Question: Content Streaming Patterns
"Given watch history data (user_id, content_id, timestamp), find which hours of the day have the highest number of streams."
Step-by-Step Explanation:
You have a table called watch_history
with:
user_id
content_id
watch_time
(timestamp when the content was streamed)
You need to:
- Find which hours of the day (like 0, 1, ..., 23) have the highest number of streams.

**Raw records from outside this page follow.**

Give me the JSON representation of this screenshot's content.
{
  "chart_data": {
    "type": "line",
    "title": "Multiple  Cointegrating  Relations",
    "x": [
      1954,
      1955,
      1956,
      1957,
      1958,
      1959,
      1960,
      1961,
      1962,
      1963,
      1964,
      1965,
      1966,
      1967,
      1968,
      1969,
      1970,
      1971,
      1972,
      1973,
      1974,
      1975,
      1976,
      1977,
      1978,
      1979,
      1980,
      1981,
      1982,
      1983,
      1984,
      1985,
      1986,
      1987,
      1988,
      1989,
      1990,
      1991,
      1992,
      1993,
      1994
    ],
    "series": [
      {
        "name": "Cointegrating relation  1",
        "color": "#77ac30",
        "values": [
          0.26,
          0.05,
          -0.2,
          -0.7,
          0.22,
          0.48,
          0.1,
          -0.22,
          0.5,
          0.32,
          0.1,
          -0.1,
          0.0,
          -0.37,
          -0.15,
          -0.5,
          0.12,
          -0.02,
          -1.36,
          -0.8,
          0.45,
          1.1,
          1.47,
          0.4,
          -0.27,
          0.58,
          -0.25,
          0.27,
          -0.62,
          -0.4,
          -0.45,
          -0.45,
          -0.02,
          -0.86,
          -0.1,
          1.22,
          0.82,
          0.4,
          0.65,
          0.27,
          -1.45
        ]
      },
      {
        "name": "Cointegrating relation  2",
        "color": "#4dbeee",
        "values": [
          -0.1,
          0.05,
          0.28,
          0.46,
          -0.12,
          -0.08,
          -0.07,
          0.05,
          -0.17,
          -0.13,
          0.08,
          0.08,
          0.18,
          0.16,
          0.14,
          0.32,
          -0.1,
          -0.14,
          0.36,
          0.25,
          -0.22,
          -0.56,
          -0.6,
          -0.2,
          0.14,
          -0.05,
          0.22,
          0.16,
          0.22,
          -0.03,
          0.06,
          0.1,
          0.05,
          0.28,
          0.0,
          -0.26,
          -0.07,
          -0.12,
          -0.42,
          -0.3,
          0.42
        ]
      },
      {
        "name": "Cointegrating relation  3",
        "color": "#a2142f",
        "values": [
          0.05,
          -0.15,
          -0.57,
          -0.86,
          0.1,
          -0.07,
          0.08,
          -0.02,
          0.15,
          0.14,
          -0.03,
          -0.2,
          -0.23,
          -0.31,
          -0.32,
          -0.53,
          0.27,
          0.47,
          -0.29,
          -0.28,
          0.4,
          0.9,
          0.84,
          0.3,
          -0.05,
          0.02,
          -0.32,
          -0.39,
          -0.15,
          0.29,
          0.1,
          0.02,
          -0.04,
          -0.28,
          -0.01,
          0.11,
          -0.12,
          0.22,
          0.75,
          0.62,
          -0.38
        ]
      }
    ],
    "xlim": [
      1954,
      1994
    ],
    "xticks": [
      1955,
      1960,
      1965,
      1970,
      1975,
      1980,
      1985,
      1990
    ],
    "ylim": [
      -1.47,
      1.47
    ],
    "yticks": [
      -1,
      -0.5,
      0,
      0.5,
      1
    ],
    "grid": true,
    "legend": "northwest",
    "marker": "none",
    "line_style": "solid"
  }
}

Sample Data (watch_history
):
user_id | content_id | watch_time |
---|---|---|
1 | 101 | 2024-02-01 08:00:00 |
2 | 102 | 2024-02-01 21:00:00 |
1 | 103 | 2024-02-02 08:30:00 |
3 | 104 | 2024-02-02 23:45:00 |
Step 1: Extract the Hour from the Timestamp
Use HOUR(watch_time)
to get the hour part (0 to 23) from the timestamp.
Example:
- 08:00 → hour 8
- 21:00 → hour 21
- 23:45 → hour 23
Step 2: Count the Number of Streams Per Hour
Group by the extracted hour and count how many watch events happened in each hour.
Step 3: Sort by Stream Count (Optional)
If you want to see which hours have the most streams, sort the results by the count in descending order.
SQL Query:
SELECT
HOUR(watch_time) AS watch_hour,
COUNT(*) AS stream_count
FROM
watch_history
GROUP BY
watch_hour
ORDER BY
stream_count DESC;
Explanation of SQL:
HOUR(watch_time)
extracts the hour from the timestamp.COUNT(*)
counts how many watch records happened during each hour.GROUP BY watch_hour
groups the counts by hour.ORDER BY stream_count DESC
shows the busiest hours first.
Expected Output:
watch_hour | stream_count |
---|---|
8 | 2 |
21 | 1 |
23 | 1 |
Explanation:
- 2 streams happened at 8 AM.
- 1 stream at 9 PM (21st hour).
- 1 stream at 11:45 PM (23rd hour).
Important Points:
HOUR()
function works in most SQL databases (MySQL, Postgres, BigQuery).- Midnight is hour 0, noon is hour 12.
- You can use
ORDER BY watch_hour ASC
instead if you want the hours in order from 0 to 23.